Myth 2 – Closing an Old Credit Card Can Increase the Credit Score
Handling multiple credit cards can be a tricky task. To reduce the burden, many cancel their old credit cards. But what’s worrying is that they believe it can help increase their credit score as they will be able to pay bills on time now. This credit score myth can undo all hard work you may have done paying dues on your old cards for a long time. Let’s check how. Closing an old credit card account can reduce the length of credit history, which is vital for a good credit score. Plus, the credit utilization ratio will go up with the same. The credit utilization ratio is ascertained by adding all the outstanding balances and dividing the resultant sum by the number of credit cards. So, when you close a credit card, the number of credit cards will come down, which will increase the utilization ratio and decrease the score in the process. If you want to close the credit card, close the new one having a lower limit.

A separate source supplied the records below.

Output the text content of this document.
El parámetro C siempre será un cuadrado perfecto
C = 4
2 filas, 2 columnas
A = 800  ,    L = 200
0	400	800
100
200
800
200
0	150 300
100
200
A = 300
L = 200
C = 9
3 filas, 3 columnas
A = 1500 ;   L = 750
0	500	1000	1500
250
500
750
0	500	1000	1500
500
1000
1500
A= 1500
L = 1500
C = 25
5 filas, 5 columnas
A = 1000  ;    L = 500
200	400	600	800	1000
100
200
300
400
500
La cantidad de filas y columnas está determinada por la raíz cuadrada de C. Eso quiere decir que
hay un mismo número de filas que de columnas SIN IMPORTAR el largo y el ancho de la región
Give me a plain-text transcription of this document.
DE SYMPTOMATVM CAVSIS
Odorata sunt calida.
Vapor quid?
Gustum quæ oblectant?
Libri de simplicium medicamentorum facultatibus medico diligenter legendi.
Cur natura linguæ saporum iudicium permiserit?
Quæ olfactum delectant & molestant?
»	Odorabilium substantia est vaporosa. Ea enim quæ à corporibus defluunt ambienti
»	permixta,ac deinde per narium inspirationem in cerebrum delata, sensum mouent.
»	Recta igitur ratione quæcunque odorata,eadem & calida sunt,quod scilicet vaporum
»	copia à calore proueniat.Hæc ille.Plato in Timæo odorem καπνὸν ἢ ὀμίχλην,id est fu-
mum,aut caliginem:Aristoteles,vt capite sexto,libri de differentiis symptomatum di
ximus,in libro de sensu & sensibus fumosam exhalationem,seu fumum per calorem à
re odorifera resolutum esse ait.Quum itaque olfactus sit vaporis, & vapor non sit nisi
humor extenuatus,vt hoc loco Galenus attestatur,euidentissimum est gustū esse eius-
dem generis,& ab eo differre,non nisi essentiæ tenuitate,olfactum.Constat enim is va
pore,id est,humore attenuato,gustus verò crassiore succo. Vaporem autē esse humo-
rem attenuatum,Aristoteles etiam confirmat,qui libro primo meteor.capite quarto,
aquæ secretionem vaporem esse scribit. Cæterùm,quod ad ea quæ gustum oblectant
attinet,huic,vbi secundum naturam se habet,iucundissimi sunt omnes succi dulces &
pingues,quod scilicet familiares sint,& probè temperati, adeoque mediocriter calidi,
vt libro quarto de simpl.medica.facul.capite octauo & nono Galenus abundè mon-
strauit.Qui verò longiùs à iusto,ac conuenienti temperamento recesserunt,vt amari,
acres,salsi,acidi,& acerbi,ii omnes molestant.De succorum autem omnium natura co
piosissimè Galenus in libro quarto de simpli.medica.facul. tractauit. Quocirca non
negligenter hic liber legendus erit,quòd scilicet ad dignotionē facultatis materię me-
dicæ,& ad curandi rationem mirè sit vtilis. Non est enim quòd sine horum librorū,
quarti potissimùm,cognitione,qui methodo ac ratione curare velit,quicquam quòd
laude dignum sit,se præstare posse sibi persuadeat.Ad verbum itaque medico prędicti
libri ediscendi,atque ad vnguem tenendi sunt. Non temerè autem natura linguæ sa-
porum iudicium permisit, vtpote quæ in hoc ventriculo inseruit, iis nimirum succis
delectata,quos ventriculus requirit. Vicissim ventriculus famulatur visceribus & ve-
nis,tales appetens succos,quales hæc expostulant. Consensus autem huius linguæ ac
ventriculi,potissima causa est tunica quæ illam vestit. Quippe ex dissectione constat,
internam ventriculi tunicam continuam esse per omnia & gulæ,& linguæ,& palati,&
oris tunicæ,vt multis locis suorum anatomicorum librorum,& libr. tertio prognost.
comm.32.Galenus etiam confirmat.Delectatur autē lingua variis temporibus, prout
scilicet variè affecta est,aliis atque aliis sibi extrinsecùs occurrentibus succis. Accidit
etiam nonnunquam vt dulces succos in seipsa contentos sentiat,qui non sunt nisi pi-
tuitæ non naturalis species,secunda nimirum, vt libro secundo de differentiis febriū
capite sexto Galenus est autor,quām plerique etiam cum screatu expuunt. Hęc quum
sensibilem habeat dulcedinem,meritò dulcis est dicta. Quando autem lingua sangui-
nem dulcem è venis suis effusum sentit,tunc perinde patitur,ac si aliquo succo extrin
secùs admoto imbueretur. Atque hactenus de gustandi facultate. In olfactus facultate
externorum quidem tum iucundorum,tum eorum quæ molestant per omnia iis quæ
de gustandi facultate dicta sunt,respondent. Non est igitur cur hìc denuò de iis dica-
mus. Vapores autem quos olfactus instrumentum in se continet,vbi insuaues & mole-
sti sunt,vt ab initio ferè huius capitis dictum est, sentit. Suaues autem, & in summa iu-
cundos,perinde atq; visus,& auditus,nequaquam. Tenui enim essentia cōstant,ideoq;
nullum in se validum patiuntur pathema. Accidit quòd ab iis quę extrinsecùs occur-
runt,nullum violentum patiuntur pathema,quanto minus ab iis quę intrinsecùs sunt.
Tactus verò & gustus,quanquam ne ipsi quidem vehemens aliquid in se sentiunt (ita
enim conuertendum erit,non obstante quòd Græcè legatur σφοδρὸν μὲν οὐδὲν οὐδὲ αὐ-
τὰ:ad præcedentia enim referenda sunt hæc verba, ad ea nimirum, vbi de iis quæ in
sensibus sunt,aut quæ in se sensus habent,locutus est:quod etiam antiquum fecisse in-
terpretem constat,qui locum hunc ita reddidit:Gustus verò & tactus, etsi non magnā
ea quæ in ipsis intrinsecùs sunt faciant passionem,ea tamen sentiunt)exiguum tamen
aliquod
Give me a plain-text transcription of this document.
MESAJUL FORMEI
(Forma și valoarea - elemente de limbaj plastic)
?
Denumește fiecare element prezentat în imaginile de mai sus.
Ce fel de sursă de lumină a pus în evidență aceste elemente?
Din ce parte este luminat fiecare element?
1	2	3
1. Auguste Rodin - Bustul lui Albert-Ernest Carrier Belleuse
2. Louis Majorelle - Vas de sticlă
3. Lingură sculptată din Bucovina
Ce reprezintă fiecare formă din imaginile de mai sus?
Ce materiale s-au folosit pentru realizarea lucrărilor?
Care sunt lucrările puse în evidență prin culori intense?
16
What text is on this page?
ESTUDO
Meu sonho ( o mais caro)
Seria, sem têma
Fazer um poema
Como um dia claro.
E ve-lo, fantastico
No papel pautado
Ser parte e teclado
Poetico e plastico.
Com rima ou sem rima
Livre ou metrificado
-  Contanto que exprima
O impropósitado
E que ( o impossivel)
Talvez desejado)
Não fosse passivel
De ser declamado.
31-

Myth 3 – Credit Score Updates Every Month
Many believe credit scores update every month and that is not true at all. This credit score myth can unnecessarily cause anxiety in you. Actually, lenders report about your loan or credit card payment within 30-45 days. Further, the bureau takes a month or so to update your credit score. So, it takes around 2 months or so for a new credit score to get updated. In case you are paying your loan EMI late by a few days, it will not decrease your credit score. But ensure you pay on time. Because good credit habits are very hard to inculcate and maintain.
Myth 4 – Credit Score Will Decrease If I Pull My Credit Report
This credit score myth is also quite common among people. Most believe checking their credit report will bring down their credit score. When you pull your credit report, it becomes a soft credit enquiry and doesn’t affect the credit score. The score comes down when you apply for multiple credits frequently. This is because the lenders pull your credit report frequently and that is called hard credit enquiry. It can decrease the score.
Myth 5 – Closure of Loan or Credit Card Will Disappear from the Credit Report the Moment it happens
This credit score myth, if you are carrying, can surprise you, be it pleasantly or the other way round. Closing a loan or credit card account does mean your liability is over. But your credit report will have the repayment details of all these credit accounts till the time they are supposed to. Normally, such details remain in the credit report for around 7-10 years from the time of closure.